🤖 AI Summary
This study addresses the challenge of high-precision, decoupled control for fully actuated multirotors under model mismatch, external disturbances, and sensor degradation. On a fixed-tilt hexacopter platform, geometric nonlinear dynamic inversion (geometric NDI) and incremental dynamic inversion (INDI) are experimentally compared within a shared 500 Hz high-bandwidth outer-loop architecture. The work presents the first experimental demonstration that INDI achieves full pose tracking capability in translation–rotation decoupled systems. It further reveals a fundamental trade-off between model-based and sensor-based dynamic inversion strategies: INDI yields lower position tracking errors under parameter mismatches, wind disturbances, and sensor degradation, whereas geometric NDI exhibits superior attitude tracking performance when control frequency is reduced.
📝 Abstract
Fully actuated multirotor platforms decouple translational force generation from vehicle attitude, enabling independent control of position and orientation and shifting performance limitations from attitude authority to actuator dynamics and control effectiveness. This paper compares a model-based nonlinear dynamic inversion controller (geometric NDI) with a sensor-based incremental dynamic inversion controller (INDI) on a fixed-tilt fully actuated hexarotor. Both controllers share an identical outer-loop structure and are both executed at 500 Hz; therefore, performance differences can be attributed primarily to the inversion strategy.
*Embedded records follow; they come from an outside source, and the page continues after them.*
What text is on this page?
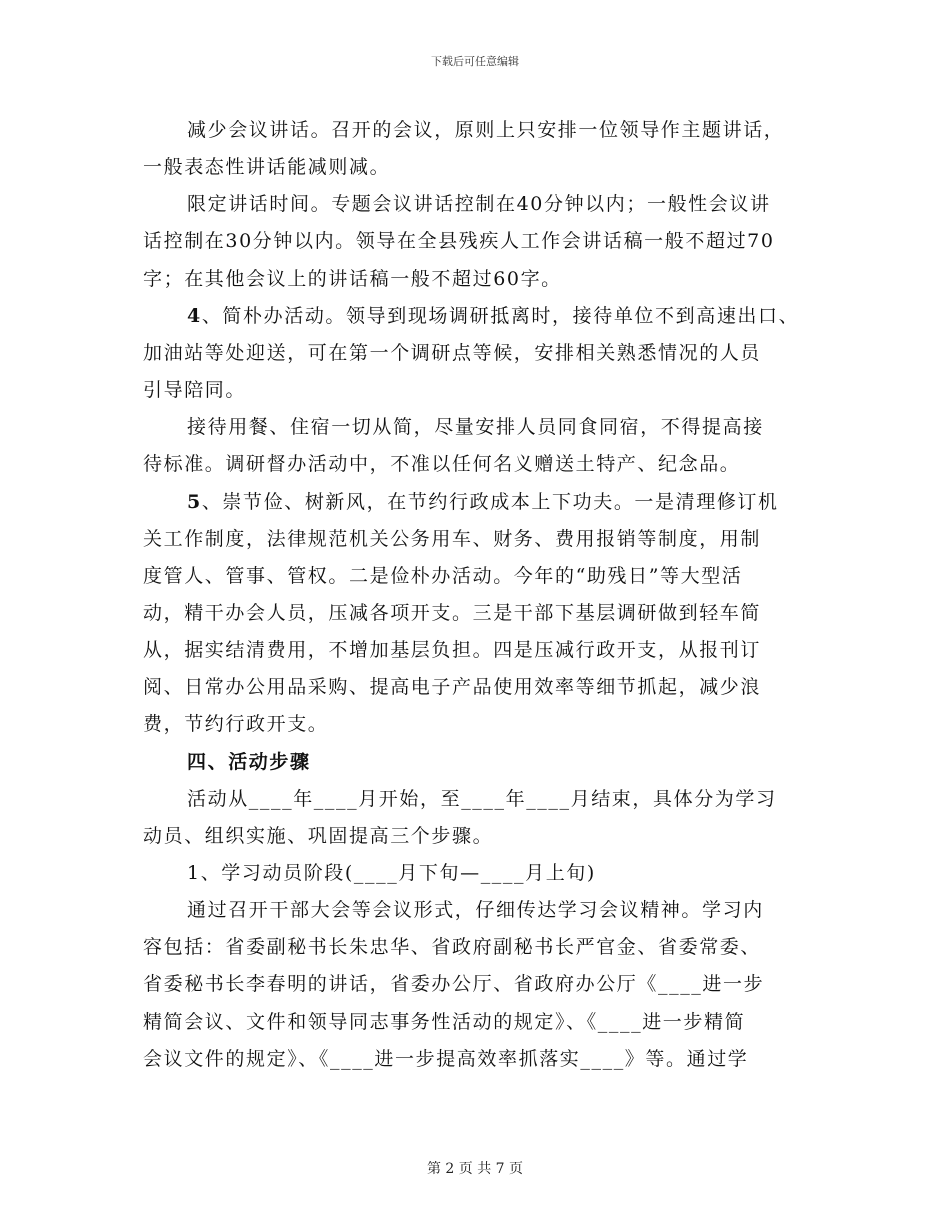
下载后可任意编辑
减少会议讲话。召开的会议，原则上只安排一位领导作主题讲话，
一般表态性讲话能减则减。
限定讲话时间。专题会议讲话控制在40分钟以内；一般性会议讲
话控制在30分钟以内。领导在全县残疾人工作会讲话稿一般不超过70
字；在其他会议上的讲话稿一般不超过60字。
4、简朴办活动。领导到现场调研抵离时，接待单位不到高速出口、
加油站等处迎送，可在第一个调研点等候，安排相关熟悉情况的人员
引导陪同。
接待用餐、住宿一切从简，尽量安排人员同食同宿，不得提高接
待标准。调研督办活动中，不准以任何名义赠送土特产、纪念品。
5、崇节俭、树新风，在节约行政成本上下功夫。一是清理修订机
关工作制度，法律规范机关公务用车、财务、费用报销等制度，用制
度管人、管事、管权。二是俭朴办活动。今年的“助残日”等大型活
动，精干办会人员，压减各项开支。三是干部下基层调研做到轻车简
从，据实结清费用，不增加基层负担。四是压减行政开支，从报刊订
阅、日常办公用品采购、提高电子产品使用效率等细节抓起，减少浪
费，节约行政开支。
四、活动步骤
活动从____年____月开始，至____年____月结束，具体分为学习
动员、组织实施、巩固提高三个步骤。
1、学习动员阶段(____月下旬—____月上旬)
通过召开干部大会等会议形式，仔细传达学习会议精神。学习内
容包括：省委副秘书长朱忠华、省政府副秘书长严官金、省委常委、
省委秘书长李春明的讲话，省委办公厅、省政府办公厅《____进一步
精简会议、文件和领导同志事务性活动的规定》、《____进一步精简
会议文件的规定》、《____进一步提高效率抓落实____》等。通过学
第 2 页 共 7 页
Controller performance is evaluated in five experiments covering attitude step tracking under nominal conditions and under a 50% mismatch in the rotor force coefficient, hover disturbance rejection under an external lateral load, waypoint tracking in the presence of wind gust disturbances, reduced control frequency, and injected sensor degradation. The results show that INDI offers clear advantages under parameter mismatch, gust disturbances, and sensor degradation, and maintains lower position errors across the controller-frequency sweep. However, its advantages are not universal: geometric NDI yields better attitude tracking at reduced control frequencies. To the authors' best knowledge, this work presents the first experimental validation of a full pose tracking INDI controller with decoupled translational and rotational dynamics. These findings highlight the trade-off between measurement-based and model-based inversion for robust control and rapid deployment of fully actuated UAVs.